Personally, I'd take this argument one step further and claim that for most players, it's not too difficult to win in Clash Royale by randomly selecting units (i.e. as they become available) and dropping them onto the board.
In this respect then, Clash Royale is reminiscent of Candy Crush Saga. Almost anyone can play it and rack up some victories, open some chests and win some items.
In that respect, it's a game that appeals to losers (and that's everyone apart from the best 500 players in the world) because it makes them winners - at least for half of the time.
Okay, so it's not based around colourful candies, but even compared to Clash of Clans', I think Clash Royale has a broader appeal.
After all, it's a card game, and everyone's played card games.
Bait and switch
Supercell has cracked the wide appeal part of the formula for success, then, but Clash Royale's real genius is in the way it hides deep and 'aggressive' monetisation.
(BTW: I use the term 'aggressive' not in a pejorative way. 'Aggressive' doesn't mean good or bad. It's just describing how the game's monetisation operates. After all, this is a game in which you can spend over $25,000.)

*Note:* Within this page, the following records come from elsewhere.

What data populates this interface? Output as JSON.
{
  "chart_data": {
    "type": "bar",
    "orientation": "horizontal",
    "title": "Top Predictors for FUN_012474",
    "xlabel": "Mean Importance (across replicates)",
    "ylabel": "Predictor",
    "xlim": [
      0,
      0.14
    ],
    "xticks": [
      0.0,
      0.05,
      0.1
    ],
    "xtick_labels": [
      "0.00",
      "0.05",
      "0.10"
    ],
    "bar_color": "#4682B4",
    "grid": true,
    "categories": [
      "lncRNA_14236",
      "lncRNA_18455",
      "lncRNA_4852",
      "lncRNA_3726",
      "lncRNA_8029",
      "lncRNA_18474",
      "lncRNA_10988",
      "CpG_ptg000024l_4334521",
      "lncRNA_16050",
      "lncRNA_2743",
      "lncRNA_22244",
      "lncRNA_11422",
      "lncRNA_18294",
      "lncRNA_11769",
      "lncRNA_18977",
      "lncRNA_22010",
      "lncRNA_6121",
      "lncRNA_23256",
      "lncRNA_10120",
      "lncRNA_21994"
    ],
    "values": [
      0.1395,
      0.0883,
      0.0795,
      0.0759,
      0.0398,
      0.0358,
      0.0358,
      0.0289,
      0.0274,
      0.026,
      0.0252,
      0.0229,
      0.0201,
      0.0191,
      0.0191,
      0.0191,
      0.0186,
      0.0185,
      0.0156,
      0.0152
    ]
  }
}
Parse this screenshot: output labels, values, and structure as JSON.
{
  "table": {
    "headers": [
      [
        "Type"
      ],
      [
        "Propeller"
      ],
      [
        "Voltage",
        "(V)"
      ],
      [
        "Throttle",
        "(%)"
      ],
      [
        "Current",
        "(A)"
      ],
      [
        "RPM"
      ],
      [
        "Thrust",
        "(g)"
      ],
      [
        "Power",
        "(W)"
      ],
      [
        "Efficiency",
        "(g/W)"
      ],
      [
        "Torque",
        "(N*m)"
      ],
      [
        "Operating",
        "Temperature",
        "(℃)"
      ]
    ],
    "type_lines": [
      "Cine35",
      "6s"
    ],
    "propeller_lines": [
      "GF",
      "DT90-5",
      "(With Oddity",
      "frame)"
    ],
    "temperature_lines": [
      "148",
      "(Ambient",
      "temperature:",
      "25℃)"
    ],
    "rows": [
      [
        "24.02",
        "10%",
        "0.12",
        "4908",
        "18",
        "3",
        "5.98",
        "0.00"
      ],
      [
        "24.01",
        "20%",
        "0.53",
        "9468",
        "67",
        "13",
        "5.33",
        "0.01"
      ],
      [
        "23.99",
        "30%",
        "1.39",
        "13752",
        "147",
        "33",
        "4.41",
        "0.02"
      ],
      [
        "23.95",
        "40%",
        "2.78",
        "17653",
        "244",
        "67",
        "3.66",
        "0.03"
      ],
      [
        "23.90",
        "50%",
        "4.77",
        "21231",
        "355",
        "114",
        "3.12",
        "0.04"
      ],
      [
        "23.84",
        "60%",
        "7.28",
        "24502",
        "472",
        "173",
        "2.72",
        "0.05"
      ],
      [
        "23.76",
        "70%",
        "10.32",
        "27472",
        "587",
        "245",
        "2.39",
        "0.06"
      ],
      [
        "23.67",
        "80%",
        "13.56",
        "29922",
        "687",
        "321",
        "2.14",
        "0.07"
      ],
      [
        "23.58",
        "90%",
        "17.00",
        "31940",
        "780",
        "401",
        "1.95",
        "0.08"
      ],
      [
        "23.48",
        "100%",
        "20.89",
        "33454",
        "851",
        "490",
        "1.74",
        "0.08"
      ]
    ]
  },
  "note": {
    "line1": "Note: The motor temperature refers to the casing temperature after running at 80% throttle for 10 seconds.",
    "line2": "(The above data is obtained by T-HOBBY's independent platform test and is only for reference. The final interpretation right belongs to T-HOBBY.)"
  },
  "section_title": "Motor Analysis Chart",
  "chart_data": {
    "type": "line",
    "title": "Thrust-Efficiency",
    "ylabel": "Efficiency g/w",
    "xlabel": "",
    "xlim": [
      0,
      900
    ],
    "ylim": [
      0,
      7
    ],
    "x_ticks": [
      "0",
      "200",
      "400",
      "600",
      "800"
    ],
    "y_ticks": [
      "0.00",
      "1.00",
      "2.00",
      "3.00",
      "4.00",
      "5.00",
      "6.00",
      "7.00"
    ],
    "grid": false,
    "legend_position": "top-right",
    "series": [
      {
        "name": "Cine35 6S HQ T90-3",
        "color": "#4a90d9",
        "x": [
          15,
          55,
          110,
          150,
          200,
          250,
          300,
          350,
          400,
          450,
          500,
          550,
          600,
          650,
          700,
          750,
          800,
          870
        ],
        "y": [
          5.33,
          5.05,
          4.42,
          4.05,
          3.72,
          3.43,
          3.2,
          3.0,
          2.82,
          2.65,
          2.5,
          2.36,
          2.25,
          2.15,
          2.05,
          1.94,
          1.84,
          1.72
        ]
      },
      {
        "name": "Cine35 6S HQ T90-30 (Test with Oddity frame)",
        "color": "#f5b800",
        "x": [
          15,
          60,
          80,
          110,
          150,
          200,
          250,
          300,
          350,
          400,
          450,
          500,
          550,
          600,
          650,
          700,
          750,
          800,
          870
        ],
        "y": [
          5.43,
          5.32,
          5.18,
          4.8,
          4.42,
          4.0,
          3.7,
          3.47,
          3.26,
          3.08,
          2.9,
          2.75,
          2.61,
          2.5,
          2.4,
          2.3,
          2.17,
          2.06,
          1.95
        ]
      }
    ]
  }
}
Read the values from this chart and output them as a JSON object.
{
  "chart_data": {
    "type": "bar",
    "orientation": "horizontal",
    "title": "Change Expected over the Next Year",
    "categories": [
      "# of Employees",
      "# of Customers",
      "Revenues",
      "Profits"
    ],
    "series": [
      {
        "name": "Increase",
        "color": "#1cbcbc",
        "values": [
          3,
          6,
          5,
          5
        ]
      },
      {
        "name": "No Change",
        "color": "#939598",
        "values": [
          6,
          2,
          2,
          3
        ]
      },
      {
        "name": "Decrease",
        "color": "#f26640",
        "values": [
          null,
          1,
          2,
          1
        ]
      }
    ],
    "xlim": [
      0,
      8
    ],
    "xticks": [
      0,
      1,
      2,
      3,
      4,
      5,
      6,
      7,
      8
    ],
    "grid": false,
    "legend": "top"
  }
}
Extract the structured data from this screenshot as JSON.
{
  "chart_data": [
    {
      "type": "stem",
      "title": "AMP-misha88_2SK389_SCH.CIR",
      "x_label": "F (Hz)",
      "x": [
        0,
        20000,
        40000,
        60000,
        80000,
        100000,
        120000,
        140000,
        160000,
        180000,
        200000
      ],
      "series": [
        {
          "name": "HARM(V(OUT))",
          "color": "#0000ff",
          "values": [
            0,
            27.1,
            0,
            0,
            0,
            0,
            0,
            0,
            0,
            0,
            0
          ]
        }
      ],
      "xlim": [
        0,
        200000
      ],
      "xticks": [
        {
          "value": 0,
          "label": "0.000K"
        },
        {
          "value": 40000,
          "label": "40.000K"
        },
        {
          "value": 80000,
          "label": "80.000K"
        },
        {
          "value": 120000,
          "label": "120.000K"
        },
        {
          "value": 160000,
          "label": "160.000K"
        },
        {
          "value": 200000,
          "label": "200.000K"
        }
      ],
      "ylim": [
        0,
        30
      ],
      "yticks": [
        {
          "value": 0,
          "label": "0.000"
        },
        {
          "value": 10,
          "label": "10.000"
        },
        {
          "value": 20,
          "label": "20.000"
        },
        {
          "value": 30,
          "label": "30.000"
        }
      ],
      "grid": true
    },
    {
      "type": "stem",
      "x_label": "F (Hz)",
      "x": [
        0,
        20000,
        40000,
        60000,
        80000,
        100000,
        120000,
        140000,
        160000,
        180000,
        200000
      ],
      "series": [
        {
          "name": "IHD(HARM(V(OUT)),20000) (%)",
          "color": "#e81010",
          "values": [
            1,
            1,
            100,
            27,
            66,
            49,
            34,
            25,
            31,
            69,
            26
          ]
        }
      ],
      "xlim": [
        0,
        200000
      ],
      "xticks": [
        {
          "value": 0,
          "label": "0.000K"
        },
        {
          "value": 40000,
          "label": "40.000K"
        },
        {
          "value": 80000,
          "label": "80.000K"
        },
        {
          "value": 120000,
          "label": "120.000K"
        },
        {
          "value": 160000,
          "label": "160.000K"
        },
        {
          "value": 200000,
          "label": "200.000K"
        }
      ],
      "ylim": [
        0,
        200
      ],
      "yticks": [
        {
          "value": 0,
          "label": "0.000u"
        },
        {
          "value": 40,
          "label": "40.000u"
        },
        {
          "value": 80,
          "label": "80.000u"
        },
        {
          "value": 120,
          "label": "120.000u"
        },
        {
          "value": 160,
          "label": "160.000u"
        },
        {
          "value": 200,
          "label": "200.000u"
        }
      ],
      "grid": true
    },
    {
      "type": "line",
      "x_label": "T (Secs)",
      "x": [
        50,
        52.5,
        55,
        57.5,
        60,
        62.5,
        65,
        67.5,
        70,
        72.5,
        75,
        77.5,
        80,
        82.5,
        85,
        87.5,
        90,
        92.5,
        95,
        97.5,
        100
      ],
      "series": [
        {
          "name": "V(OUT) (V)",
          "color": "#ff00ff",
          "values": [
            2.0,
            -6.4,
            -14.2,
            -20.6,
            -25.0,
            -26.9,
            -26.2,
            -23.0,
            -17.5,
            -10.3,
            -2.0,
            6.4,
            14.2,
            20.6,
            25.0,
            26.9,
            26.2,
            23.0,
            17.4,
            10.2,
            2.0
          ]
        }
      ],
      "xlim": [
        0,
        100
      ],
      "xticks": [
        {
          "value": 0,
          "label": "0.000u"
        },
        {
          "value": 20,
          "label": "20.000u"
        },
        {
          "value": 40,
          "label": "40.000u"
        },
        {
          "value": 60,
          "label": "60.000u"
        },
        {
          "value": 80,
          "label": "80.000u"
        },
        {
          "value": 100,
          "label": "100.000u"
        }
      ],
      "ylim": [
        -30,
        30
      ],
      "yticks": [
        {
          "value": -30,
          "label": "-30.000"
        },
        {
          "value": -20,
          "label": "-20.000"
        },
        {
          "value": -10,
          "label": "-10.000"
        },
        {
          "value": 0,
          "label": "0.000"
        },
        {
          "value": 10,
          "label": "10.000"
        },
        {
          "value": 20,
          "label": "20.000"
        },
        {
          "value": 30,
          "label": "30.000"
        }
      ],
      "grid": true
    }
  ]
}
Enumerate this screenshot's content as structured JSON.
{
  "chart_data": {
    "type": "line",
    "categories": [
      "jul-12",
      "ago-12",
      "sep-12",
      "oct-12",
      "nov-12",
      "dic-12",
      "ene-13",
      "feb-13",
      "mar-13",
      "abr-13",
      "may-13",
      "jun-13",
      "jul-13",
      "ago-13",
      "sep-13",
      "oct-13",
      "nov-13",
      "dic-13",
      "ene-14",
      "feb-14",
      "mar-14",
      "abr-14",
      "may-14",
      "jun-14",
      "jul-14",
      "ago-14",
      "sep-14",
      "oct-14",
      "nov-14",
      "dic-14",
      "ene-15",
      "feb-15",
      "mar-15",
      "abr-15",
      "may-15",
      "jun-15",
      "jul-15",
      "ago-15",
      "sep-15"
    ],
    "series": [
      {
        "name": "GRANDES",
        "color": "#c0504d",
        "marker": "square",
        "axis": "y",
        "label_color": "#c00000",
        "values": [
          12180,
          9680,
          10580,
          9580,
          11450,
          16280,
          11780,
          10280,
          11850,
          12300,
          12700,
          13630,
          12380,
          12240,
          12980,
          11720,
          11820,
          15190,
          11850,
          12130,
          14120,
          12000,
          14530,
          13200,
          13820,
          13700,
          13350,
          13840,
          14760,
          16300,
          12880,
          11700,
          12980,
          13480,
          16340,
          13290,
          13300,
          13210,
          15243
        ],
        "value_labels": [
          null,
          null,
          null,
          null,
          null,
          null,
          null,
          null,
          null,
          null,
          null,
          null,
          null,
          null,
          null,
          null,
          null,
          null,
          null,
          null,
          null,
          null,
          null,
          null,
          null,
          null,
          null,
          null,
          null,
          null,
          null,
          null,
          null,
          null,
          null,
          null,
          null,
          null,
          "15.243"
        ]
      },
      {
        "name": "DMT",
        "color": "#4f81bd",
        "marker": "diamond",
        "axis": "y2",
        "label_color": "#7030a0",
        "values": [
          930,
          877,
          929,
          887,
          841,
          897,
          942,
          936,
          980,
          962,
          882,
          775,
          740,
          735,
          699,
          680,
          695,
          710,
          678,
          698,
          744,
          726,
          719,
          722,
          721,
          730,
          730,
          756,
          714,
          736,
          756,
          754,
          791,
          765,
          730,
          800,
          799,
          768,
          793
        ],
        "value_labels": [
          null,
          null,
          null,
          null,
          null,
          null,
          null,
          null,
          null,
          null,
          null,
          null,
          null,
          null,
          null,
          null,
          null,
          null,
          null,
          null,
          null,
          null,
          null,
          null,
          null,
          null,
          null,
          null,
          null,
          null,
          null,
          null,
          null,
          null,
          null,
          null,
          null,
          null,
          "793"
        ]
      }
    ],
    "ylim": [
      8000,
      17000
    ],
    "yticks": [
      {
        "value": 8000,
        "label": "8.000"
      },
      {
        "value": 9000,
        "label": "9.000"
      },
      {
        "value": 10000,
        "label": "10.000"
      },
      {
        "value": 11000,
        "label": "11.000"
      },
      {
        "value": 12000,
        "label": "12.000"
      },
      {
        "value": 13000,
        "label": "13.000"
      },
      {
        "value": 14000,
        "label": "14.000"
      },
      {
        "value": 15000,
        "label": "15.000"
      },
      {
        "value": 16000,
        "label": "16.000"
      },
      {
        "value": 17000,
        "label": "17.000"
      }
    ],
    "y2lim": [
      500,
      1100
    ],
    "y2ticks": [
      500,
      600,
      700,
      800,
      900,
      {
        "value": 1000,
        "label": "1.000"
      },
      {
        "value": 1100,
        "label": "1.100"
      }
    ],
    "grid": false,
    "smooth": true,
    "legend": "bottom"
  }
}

Clash Royale's real genius is in the way it hides deep and aggressive monetisation.
The most obvious example of this is what happens when you've won a battle.
'Yeh, I've won a battle, so where's my reward?' goes your brain.
Your reward is a chest of items to be unlocked. But what's this? The chest is locked and you have to wait a minimum of three hours for it to unlock. Or you could spend some gems (hard currency you can buy) to get your reward immediately. Hmmm...
As with most F2P games, Clash Royale gives players some gems when they first start playing to encourage them to open chests immediately.
It doesn't push players into doing this, nor is it generous in terms of how many gems it gives you.
From that point of view, the decision is very much left down to the player. Only that, from a psychological situation, you'll likely want your reward more than you care for your gems.
And, for me, this is the real genius of Clash Royale.
One of its core monetisation loops (the other is the gacha mechanics of buying chest and getting high level cards, but that's another article), is embedded within the core reward loop, but in such a counter-intuitive way that delayed anticipation of the reward actually enhances, not detracts, from monetisation.
No other mobile game developer would be able to pull off such a move, because if they attempted it, they would be meet by a wave of complaints.
But given that everyone - apart from the worst player in the world at Clash Royale - is having a good time, most of the time, we seem to have missed this trick.